1. Why is it ironic that Wang Lung is disappointed that O-lan’s feet are not bound?
Buck’s characterization of O-lan demonstrates how important women’s labor can be to the financial success of her family. O-lan performs valuable domestic labor, and she increases Wang Lung’s wealth by helping him work in the field. For this reason, it is ironic that Wang Lung is disappointed in O-lan’s unbound feet. Women with bound feet have difficulty standing and walking and could never perform work such as O-lan’s. Wang Lung desires a woman with bound feet as a status symbol, but only through having a wife who could work is Wang Lung able to attain the riches a woman with bound feet was supposed to represent.

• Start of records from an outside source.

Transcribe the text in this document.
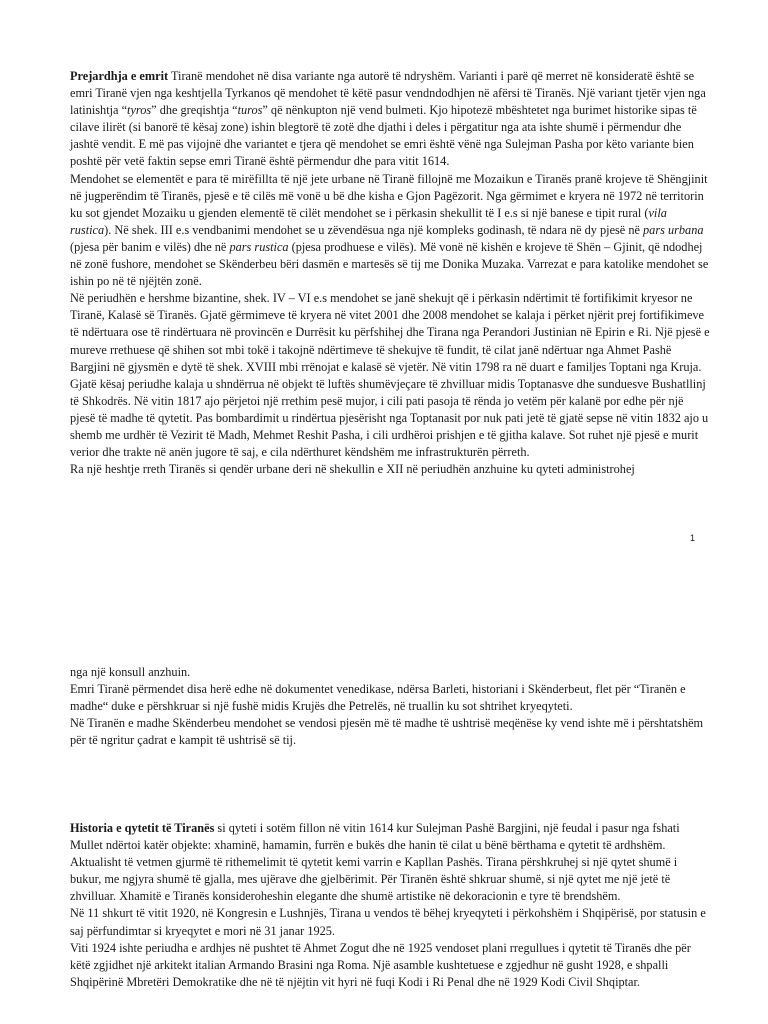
Prejardhja e emrit Tiranë mendohet në disa variante nga autorë të ndryshëm. Varianti i parë që merret në konsideratë është se emri Tiranë vjen nga keshtjella Tyrkanos që mendohet të këtë pasur vendndodhjen në afërsi të Tiranës. Një variant tjetër vjen nga latinishtja “tyros” dhe greqishtja “turos” që nënkupton një vend bulmeti. Kjo hipotezë mbështetet nga burimet historike sipas të cilave ilirët (si banorë të kësaj zone) ishin blegtorë të zotë dhe djathi i deles i përgatitur nga ata ishte shumë i përmendur dhe jashtë vendit. E më pas vijojnë dhe variantet e tjera që mendohet se emri është vënë nga Sulejman Pasha por këto variante bien poshtë për vetë faktin sepse emri Tiranë është përmendur dhe para vitit 1614.

Mendohet se elementët e para të mirëfillta të një jete urbane në Tiranë fillojnë me Mozaikun e Tiranës pranë krojeve të Shëngjinit në jugperëndim të Tiranës, pjesë e të cilës më vonë u bë dhe kisha e Gjon Pagëzorit. Nga gërmimet e kryera në 1972 në territorin ku sot gjendet Mozaiku u gjenden elementë të cilët mendohet se i përkasin shekullit të I e.s si një banese e tipit rural (vila rustica). Në shek. III e.s vendbanimi mendohet se u zëvendësua nga një kompleks godinash, të ndara në dy pjesë në pars urbana (pjesa për banim e vilës) dhe në pars rustica (pjesa prodhuese e vilës). Më vonë në kishën e krojeve të Shën – Gjinit, që ndodhej në zonë fushore, mendohet se Skënderbeu bëri dasmën e martesës së tij me Donika Muzaka. Varrezat e para katolike mendohet se ishin po në të njëjtën zonë.

Në periudhën e hershme bizantine, shek. IV – VI e.s mendohet se janë shekujt që i përkasin ndërtimit të fortifikimit kryesor ne Tiranë, Kalasë së Tiranës. Gjatë gërmimeve të kryera në vitet 2001 dhe 2008 mendohet se kalaja i përket njërit prej fortifikimeve të ndërtuara ose të rindërtuara në provincën e Durrësit ku përfshihej dhe Tirana nga Perandori Justinian në Epirin e Ri. Një pjesë e mureve rrethuese që shihen sot mbi tokë i takojnë ndërtimeve të shekujve të fundit, të cilat janë ndërtuar nga Ahmet Pashë Bargjini në gjysmën e dytë të shek. XVIII mbi rrënojat e kalasë së vjetër. Në vitin 1798 ra në duart e familjes Toptani nga Kruja. Gjatë kësaj periudhe kalaja u shndërrua në objekt të luftës shumëvjeçare të zhvilluar midis Toptanasve dhe sunduesve Bushatllinj të Shkodrës. Në vitin 1817 ajo përjetoi një rrethim pesë mujor, i cili pati pasoja të rënda jo vetëm për kalanë por edhe për një pjesë të madhe të qytetit. Pas bombardimit u rindërtua pjesërisht nga Toptanasit por nuk pati jetë të gjatë sepse në vitin 1832 ajo u shemb me urdhër të Vezirit të Madh, Mehmet Reshit Pasha, i cili urdhëroi prishjen e të gjitha kalave. Sot ruhet një pjesë e murit verior dhe trakte në anën jugore të saj, e cila ndërthuret këndshëm me infrastrukturën përreth.

Ra një heshtje rreth Tiranës si qendër urbane deri në shekullin e XII në periudhën anzhuine ku qyteti administrohej

1

nga një konsull anzhuin.

Emri Tiranë përmendet disa herë edhe në dokumentet venedikase, ndërsa Barleti, historiani i Skënderbeut, flet për “Tiranën e madhe“ duke e përshkruar si një fushë midis Krujës dhe Petrelës, në truallin ku sot shtrihet kryeqyteti.

Në Tiranën e madhe Skënderbeu mendohet se vendosi pjesën më të madhe të ushtrisë meqënëse ky vend ishte më i përshtatshëm për të ngritur çadrat e kampit të ushtrisë së tij.

Historia e qytetit të Tiranës si qyteti i sotëm fillon në vitin 1614 kur Sulejman Pashë Bargjini, një feudal i pasur nga fshati Mullet ndërtoi katër objekte: xhaminë, hamamin, furrën e bukës dhe hanin të cilat u bënë bërthama e qytetit të ardhshëm. Aktualisht të vetmen gjurmë të rithemelimit të qytetit kemi varrin e Kapllan Pashës. Tirana përshkruhej si një qytet shumë i bukur, me ngjyra shumë të gjalla, mes ujërave dhe gjelbërimit. Për Tiranën është shkruar shumë, si një qytet me një jetë të zhvilluar. Xhamitë e Tiranës konsideroheshin elegante dhe shumë artistike në dekoracionin e tyre të brendshëm.

Në 11 shkurt të vitit 1920, në Kongresin e Lushnjës, Tirana u vendos të bëhej kryeqyteti i përkohshëm i Shqipërisë, por statusin e saj përfundimtar si kryeqytet e mori në 31 janar 1925.

Viti 1924 ishte periudha e ardhjes në pushtet të Ahmet Zogut dhe në 1925 vendoset plani rregullues i qytetit të Tiranës dhe për këtë zgjidhet një arkitekt italian Armando Brasini nga Roma. Një asamble kushtetuese e zgjedhur në gusht 1928, e shpalli Shqipërinë Mbretëri Demokratike dhe në të njëjtin vit hyri në fuqi Kodi i Ri Penal dhe në 1929 Kodi Civil Shqiptar.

2. Why does O-lan smother the second infant daughter born to her and Wang Lung? To what extent does O-lan’s cultural and economic context lessen what might otherwise appear to be a horrible and unforgivable crime?
It might be tempting to condemn O-lan for smothering her infant, but it is necessary to consider her circumstances. She is already the mother of two sons and a daughter, and the family is living under the burden of a terrible famine; they are in danger of starving to death, and the newborn baby is likely to die a much more painful death by starvation, should she live. O-lan cannot count on having enough nourishment to nurse this baby; should she try to nurse the infant, she might die. Her three young children still depend heavily on her, and it is unlikely that they would survive if she died. Just as the threat of starvation drives Wang Lung’s neighbors to raid his home, the same threat drives O-lan to kill her own child.

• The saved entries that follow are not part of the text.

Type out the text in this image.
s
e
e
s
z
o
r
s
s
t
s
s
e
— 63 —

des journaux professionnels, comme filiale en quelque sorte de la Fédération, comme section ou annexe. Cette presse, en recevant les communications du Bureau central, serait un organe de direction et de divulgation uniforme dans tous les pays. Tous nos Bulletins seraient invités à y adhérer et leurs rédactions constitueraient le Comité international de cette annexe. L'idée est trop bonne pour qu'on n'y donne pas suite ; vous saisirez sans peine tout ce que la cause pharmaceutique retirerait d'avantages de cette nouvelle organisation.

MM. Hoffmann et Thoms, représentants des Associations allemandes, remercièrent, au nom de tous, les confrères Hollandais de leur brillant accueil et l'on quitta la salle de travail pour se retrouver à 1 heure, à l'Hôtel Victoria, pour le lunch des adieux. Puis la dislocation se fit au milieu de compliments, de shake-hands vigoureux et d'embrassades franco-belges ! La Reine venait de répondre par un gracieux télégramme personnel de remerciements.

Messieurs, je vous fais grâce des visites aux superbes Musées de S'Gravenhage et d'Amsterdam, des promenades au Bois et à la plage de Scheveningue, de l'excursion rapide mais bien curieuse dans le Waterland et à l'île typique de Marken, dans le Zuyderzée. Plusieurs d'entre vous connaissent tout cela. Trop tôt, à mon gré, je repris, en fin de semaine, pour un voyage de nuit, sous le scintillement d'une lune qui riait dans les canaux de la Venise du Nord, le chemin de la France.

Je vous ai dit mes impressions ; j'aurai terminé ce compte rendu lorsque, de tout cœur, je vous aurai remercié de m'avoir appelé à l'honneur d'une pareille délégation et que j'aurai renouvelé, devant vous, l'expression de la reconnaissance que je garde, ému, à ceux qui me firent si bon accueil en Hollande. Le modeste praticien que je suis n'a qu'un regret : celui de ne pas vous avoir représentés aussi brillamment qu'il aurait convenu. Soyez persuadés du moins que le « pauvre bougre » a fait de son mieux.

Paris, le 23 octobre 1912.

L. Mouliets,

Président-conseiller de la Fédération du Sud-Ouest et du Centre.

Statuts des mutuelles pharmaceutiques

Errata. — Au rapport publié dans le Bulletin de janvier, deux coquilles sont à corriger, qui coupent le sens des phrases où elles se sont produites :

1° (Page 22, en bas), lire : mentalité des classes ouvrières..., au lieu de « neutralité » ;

3. Why does Wang Lung endure his uncle’s demands?
It might seem strange to Western readers that Wang Lung would endure his lazy, wasteful uncle’s exploitation. However, in traditional Chinese culture, respect for the elder generation is extremely important. Not only was Wang Lung raised with these values, but he recognizes that his society would look down on him were he to break with tradition. He must allow himself to be exploited by his uncle if he wants to maintain his reputation within his community.
1. How does Buck satirize Western Christian missionaries in the novel?
2. What does Wang Lung’s family’s gradual disconnection from the land say about their moral position and their hopes for future success? Explain what you think happens to Wang Lung’s family after the close of the novel.
3. How are Wang Lung and his oldest son alike? Given the similarities in their characters, why do they come into conflict?
4. Why does Wang Lung decide to move into the Hwang family’s house in town? What does such a move signify for him?